Il sindaco di Bari, Michele Emiliano, supportato dallo chef Giuseppe Panebianco dell’Hotel Boscolo di Bari, ha preparato un piatto di Cavatelli con le cozze; il primo cittadino di Capurso, Francesco Crudele, accompagnato dallo chef Giuseppe Palmisano della Nazionale italiana cuochi, si è cimentato nei classici spaghetti al tonno; il sindaco di Ruvo di Puglia, Vito Ottombrini, con l’aiuto del giovanissimo chef Michelangelo Sparapano, anch’egli componente della Nic, ha presentato la tipica ricetta murgiana delle orecchiette ai funghi cardoncelli; il numero uno di Casamassima, Domenico Birardi, affiancato da Danilo Vita, chef emergente 2013 del sud Italia, ha spadellato degli ottimi Vermicelli “alla Sangiuannidde”. Frizzante la conduzione dello spettacolo da parte dei due presentatori Paolo Pinto e Vito Prigigallo, supportati dall’assessore alla Cultura Michele Laricchia, che ha svolto il divertente ruolo di “inviato speciale” tra i ragazzi delle squadre che hanno partecipato alle olimpiadi capursesi, manifestazione estiva che è stata simpaticamente abbinata a “Sindaci, ai fornelli!”, facendo in modo che i 4 improvvisati chef contribuissero con la loro performance ai punteggi delle squadre in gara.
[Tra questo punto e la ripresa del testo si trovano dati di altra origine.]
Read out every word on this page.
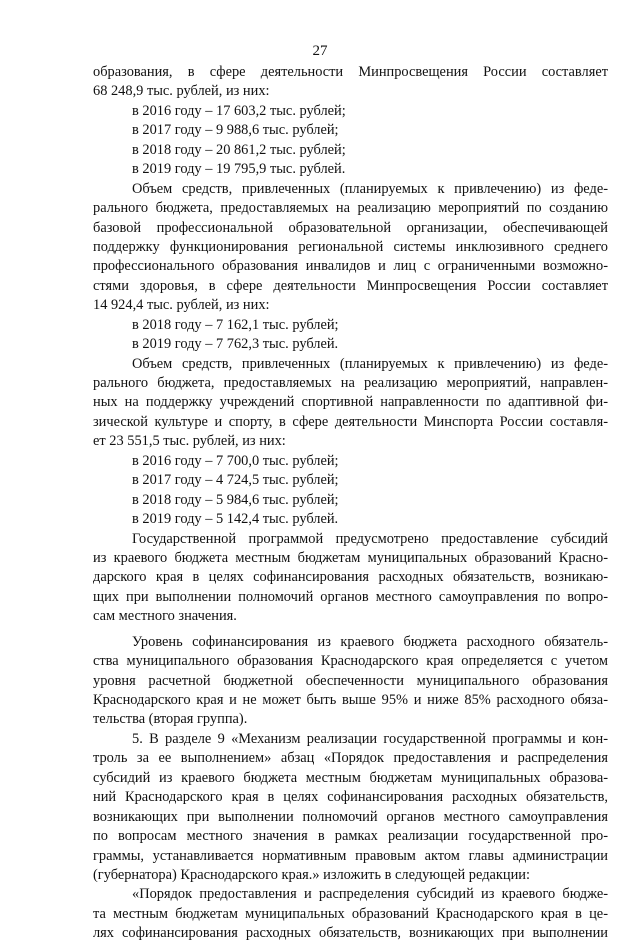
27
образования, в сфере деятельности Минпросвещения России составляет
68 248,9 тыс. рублей, из них:
в 2016 году – 17 603,2 тыс. рублей;
в 2017 году – 9 988,6 тыс. рублей;
в 2018 году – 20 861,2 тыс. рублей;
в 2019 году – 19 795,9 тыс. рублей.
Объем средств, привлеченных (планируемых к привлечению) из феде-
рального бюджета, предоставляемых на реализацию мероприятий по созданию
базовой профессиональной образовательной организации, обеспечивающей
поддержку функционирования региональной системы инклюзивного среднего
профессионального образования инвалидов и лиц с ограниченными возможно-
стями здоровья, в сфере деятельности Минпросвещения России составляет
14 924,4 тыс. рублей, из них:
в 2018 году – 7 162,1 тыс. рублей;
в 2019 году – 7 762,3 тыс. рублей.
Объем средств, привлеченных (планируемых к привлечению) из феде-
рального бюджета, предоставляемых на реализацию мероприятий, направлен-
ных на поддержку учреждений спортивной направленности по адаптивной фи-
зической культуре и спорту, в сфере деятельности Минспорта России составля-
ет 23 551,5 тыс. рублей, из них:
в 2016 году – 7 700,0 тыс. рублей;
в 2017 году – 4 724,5 тыс. рублей;
в 2018 году – 5 984,6 тыс. рублей;
в 2019 году – 5 142,4 тыс. рублей.
Государственной программой предусмотрено предоставление субсидий
из краевого бюджета местным бюджетам муниципальных образований Красно-
дарского края в целях софинансирования расходных обязательств, возникаю-
щих при выполнении полномочий органов местного самоуправления по вопро-
сам местного значения.
Уровень софинансирования из краевого бюджета расходного обязатель-
ства муниципального образования Краснодарского края определяется с учетом
уровня расчетной бюджетной обеспеченности муниципального образования
Краснодарского края и не может быть выше 95% и ниже 85% расходного обяза-
тельства (вторая группа).
5. В разделе 9 «Механизм реализации государственной программы и кон-
троль за ее выполнением» абзац «Порядок предоставления и распределения
субсидий из краевого бюджета местным бюджетам муниципальных образова-
ний Краснодарского края в целях софинансирования расходных обязательств,
возникающих при выполнении полномочий органов местного самоуправления
по вопросам местного значения в рамках реализации государственной про-
граммы, устанавливается нормативным правовым актом главы администрации
(губернатора) Краснодарского края.» изложить в следующей редакции:
«Порядок предоставления и распределения субсидий из краевого бюдже-
та местным бюджетам муниципальных образований Краснодарского края в це-
лях софинансирования расходных обязательств, возникающих при выполнении
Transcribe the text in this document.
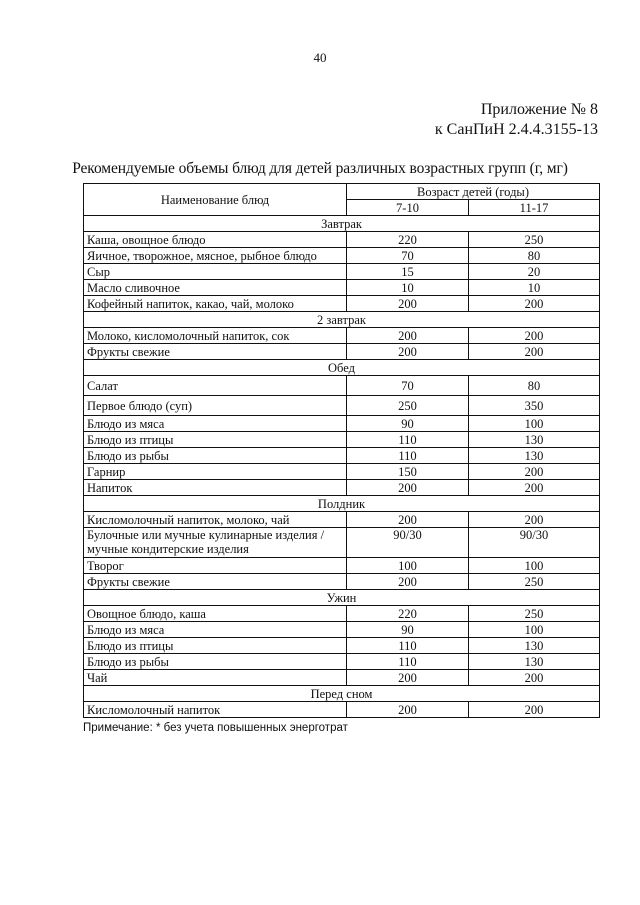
40
Приложение № 8
к СанПиН 2.4.4.3155-13
Рекомендуемые объемы блюд для детей различных возрастных групп (г, мг)
Наименование блюд	Возраст детей (годы)	
	7-10	11-17
Завтрак		
Каша, овощное блюдо	220	250
Яичное, творожное, мясное, рыбное блюдо	70	80
Сыр	15	20
Масло сливочное	10	10
Кофейный напиток, какао, чай, молоко	200	200
2 завтрак		
Молоко, кисломолочный напиток, сок	200	200
Фрукты свежие	200	200
Обед		
Салат	70	80
Первое блюдо (суп)	250	350
Блюдо из мяса	90	100
Блюдо из птицы	110	130
Блюдо из рыбы	110	130
Гарнир	150	200
Напиток	200	200
Полдник		
Кисломолочный напиток, молоко, чай	200	200
Булочные или мучные кулинарные изделия / мучные кондитерские изделия	90/30	90/30
Творог	100	100
Фрукты свежие	200	250
Ужин		
Овощное блюдо, каша	220	250
Блюдо из мяса	90	100
Блюдо из птицы	110	130
Блюдо из рыбы	110	130
Чай	200	200
Перед сном		
Кисломолочный напиток	200	200
Примечание: * без учета повышенных энерготрат
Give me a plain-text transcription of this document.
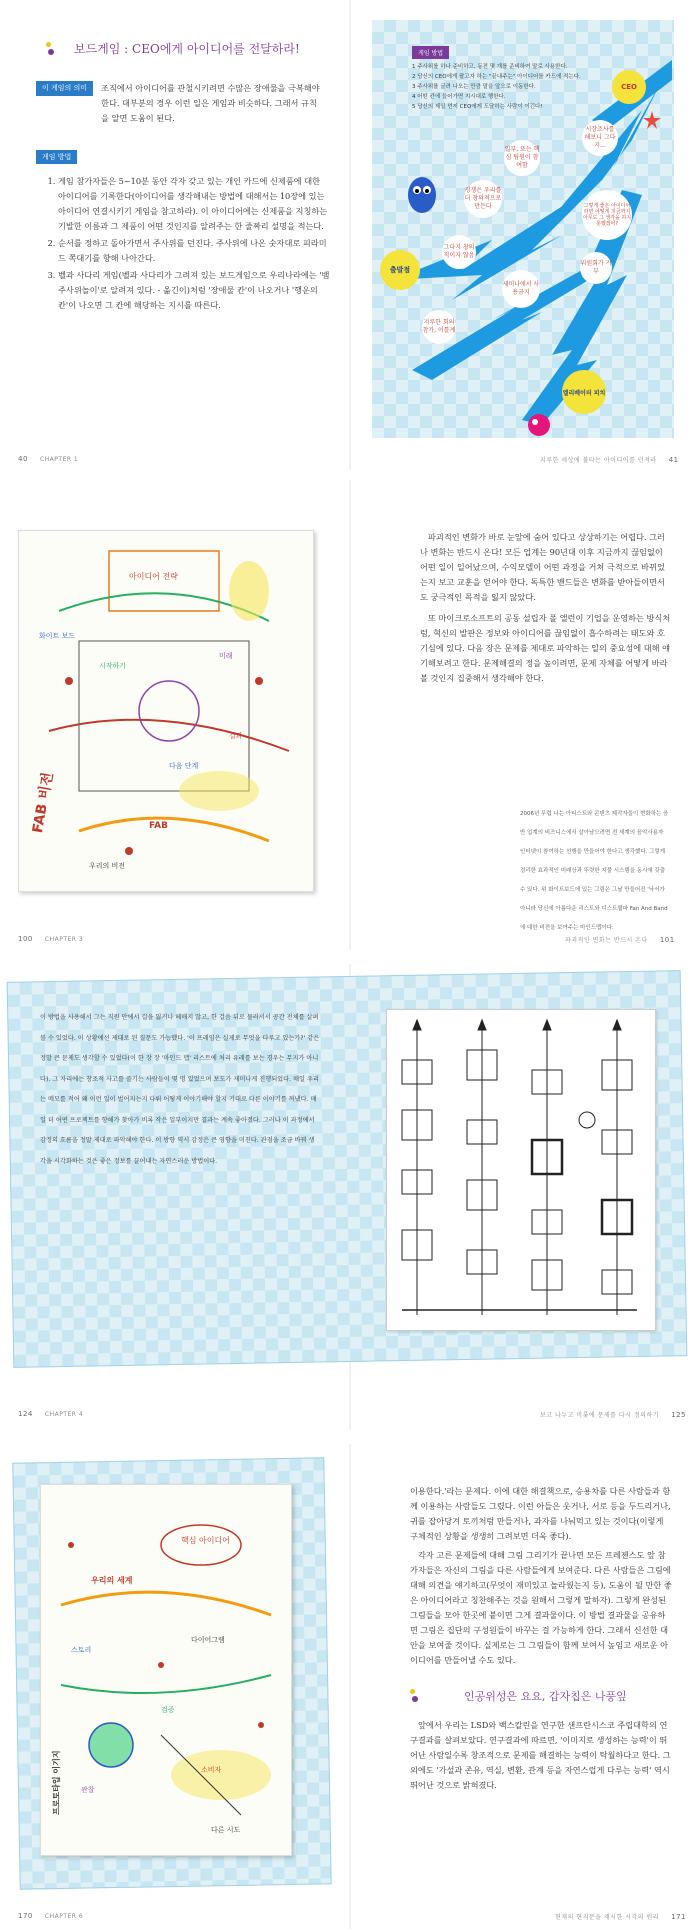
보드게임 : CEO에게 아이디어를 전달하라!
이 게임의 의미	조직에서 아이디어를 관철시키려면 수많은 장애물을 극복해야 한다. 대부분의 경우 이런 일은 게임과 비슷하다. 그래서 규칙을 알면 도움이 된다.
게임 방법
1. 게임 참가자들은 5~10분 동안 각자 갖고 있는 개인 카드에 신제품에 대한 아이디어를 기록한다(아이디어를 생각해내는 방법에 대해서는 10장에 있는 아이디어 연결시키기 게임을 참고하라). 이 아이디어에는 신제품을 지칭하는 기발한 이름과 그 제품이 어떤 것인지를 알려주는 한 줄짜리 설명을 적는다.
2. 순서를 정하고 돌아가면서 주사위를 던진다. 주사위에 나온 숫자대로 피라미드 쪽대기를 향해 나아간다.
3. 벨과 사다리 게임(벨과 사다리가 그려져 있는 보드게임으로 우리나라에는 '뱀주사위놀이'로 알려져 있다. - 옮긴이)처럼 '장애물 칸'이 나오거나 '행운의 칸'이 나오면 그 칸에 해당하는 지시를 따른다.
40 CHAPTER 1
게임 방법
1 주사위를 하나 준비하고, 동전 몇 개를 준비하여 말로 사용한다.
2 당신의 CEO에게 팔고자 하는 "끝내주는" 아이디어를 카드에 적는다.
3 주사위를 굴려 나오는 만큼 말을 앞으로 이동한다.
4 어떤 칸에 들어가면 지시대로 행한다.
5 당신의 제일 먼저 CEO에게 도달하는 사람이 이긴다!
CEO
출발점
엘리베이터 피치
그다지 창의적이지 않음
경쟁은 우리를 더 창의적으로 만든다
일부, 또는 핵심 팀원이 참여함
시장조사를 해보니 그다지...
그렇게 좋은 아이디어라면 어떻게 지금까지 아무도 그 생각을 하지 못했겠어?
위원회가 거부
세미나에서 사용금지
지루한 회의 참가, 이틀계
지루한 세상에 불타는 아이디어를 던져라 41
FAB 비전
아이디어 전략
화이트 보드
시작하기
미래
다음 단계
결과
FAB
우리의 비전
100 CHAPTER 3

파괴적인 변화가 바로 눈앞에 숨어 있다고 상상하기는 어렵다. 그러나 변화는 반드시 온다! 모든 업계는 90년대 이후 지금까지 끊임없이 어떤 일이 일어났으며, 수익모델이 어떤 과정을 거쳐 극적으로 바뀌었는지 보고 교훈을 얻어야 한다. 독특한 밴드들은 변화를 받아들이면서도 궁극적인 목적을 잃지 않았다.

또 마이크로소프트의 공동 설립자 폴 앨런이 기업을 운영하는 방식처럼, 혁신의 발판은 정보와 아이디어를 끊임없이 흡수하려는 태도와 호기심에 있다. 다음 장은 문제를 제대로 파악하는 일의 중요성에 대해 얘기해보려고 한다. 문제해결의 정을 높이려면, 문제 자체를 어떻게 바라볼 것인지 집중해서 생각해야 한다.

2006년 무렵 나는 아티스트와 콘텐츠 제작자들이 변화하는 음반 업계의 비즈니스에서 살아남으려면 전 세계의 음악사용자 인터넷이 참여하는 선행을 만들어야 한다고 생각했다. 그렇게 정리한 효과적인 미래상과 뚜렷한 지불 시스템을 동시에 갖출 수 있다. 위 화이트보드에 있는 그림은 그날 만들어진 '낙서가 아니라 당신에 아름다운 리스트와 디스트웹파 Fan And Band에 대한 비전을 보여주는 마인드맵이다.
파괴적인 변화는 반드시 온다 101
이 방법을 사용해서 그는 직원 안에서 길을 잃거나 헤매지 않고, 한 걸음 뒤로 물러서서 공간 전체를 살펴볼 수 있었다. 이 상황에선 제대로 된 질문도 가능했다. '이 프레임은 실제로 무엇을 다루고 있는가?' 같은 정말 큰 문제도 생각할 수 있었다(이 한 장 장 '마인드 맵' 리스트에 처리 유래를 보는 경우는 무지가 아니다). 그 자리에는 창조적 사고를 즐기는 사람들이 몇 명 있었으며 보도가 재미나게 진행되었다. 매일 우리는 메모를 적어 왜 이런 일이 벌어지는지 다뤄 어떻게 이야기해야 할지 기대로 다른 이야기를 꺼냈다. 매일 더 어떤 프로젝트를 향해가 찾아가 비록 작은 일부이지만 결과는 계속 좋아졌다. 그러나 이 과정에서 감정의 흐름을 정말 제대로 파악해야 한다. 이 방향 역시 감정은 큰 영향을 미친다. 관점을 조금 바꿔 생각을 시각화하는 것은 좋은 정보를 끌어내는 자연스러운 방법이다.
124 CHAPTER 4	보고 나누고 비롯에 문제를 다시 정의하기 125
프로토타입 이기지
핵심 아이디어
우리의 세계
다이어그램
스토리
검증
소비자
관찰
다른 시도
170 CHAPTER 6

이용한다.'라는 문제다. 이에 대한 해결책으로, 승용차를 다른 사람들과 함께 이용하는 사람들도 그렸다. 이런 아들은 웃거나, 서로 등을 두드리거나, 귀를 잡아당겨 토끼처럼 만들거나, 과자를 나눠먹고 있는 것이다(이렇게 구체적인 상황을 생생히 그려보면 더욱 좋다).

각자 고른 문제들에 대해 그림 그리기가 끝나면 모든 프레젠스도 앞 참가자들은 자신의 그림을 다른 사람들에게 보여준다. 다른 사람들은 그림에 대해 의견을 얘기하고(무엇이 재미있고 놀라웠는지 등), 도움이 될 만한 좋은 아이디어라고 칭찬해주는 것을 원해서 그렇게 말하자). 그렇게 완성된 그림들을 모아 한곳에 붙이면 그게 결과물이다. 이 방법 결과물을 공유하면 그림은 집단의 구성원들이 바꾸는 걸 가능하게 한다. 그래서 신선한 대안을 보여줄 것이다. 실제로는 그 그림들이 함께 보여서 높임고 새로운 아이디어를 만들어낼 수도 있다.

인공위성은 요요, 갑자칩은 나풍잎

앞에서 우리는 LSD와 백스칼린을 연구한 샌프란시스코 주립대학의 연구결과를 살펴보았다. 연구결과에 따르면, '이미지로 생성하는 능력'이 뛰어난 사람일수록 창조적으로 문제를 해결하는 능력이 탁월하다고 한다. 그 외에도 '가설과 존유, 역실, 변환, 관계 등을 자연스럽게 다루는 능력' 역시 뛰어난 것으로 밝혀졌다.

현재의 현지문을 재시한 시각의 원리 171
Il presidente di giuria, dopo l’attento assaggio delle 4 preparazioni, ha proclamato il vincitore della gara, che è risultato Domenico Birardi di Casamassima, con un buon margine di punti sul padrone di casa Francesco Crudele.
Al terzo posto l’istrionico e simpaticissimo Michele Emiliano di Bari, che ha preceduto Vito Ottombrini di Ruvo di Puglia, penalizzato, forse, da una ricetta caratterizzata dal gustoso fungo cardoncello della Murgia, ingrediente che, in questo periodo, non è esattamente al top della qualità. Poco importa, però, chi abbia vinto, perché si è trattato di un divertente gioco nel quale chi ha certamente vinto è stata la Puglia, regione che, sotto il profilo turistico, gastronomico, culturale e paesaggistico, non teme confronti di sorta, ricchissima com’è di storia, tradizioni, bellezze naturali, patrimonio artistico e di una cucina gustosa, semplice e, allo stesso tempo, ricca di grandi materie prime che la rendono anche particolarmente salutare.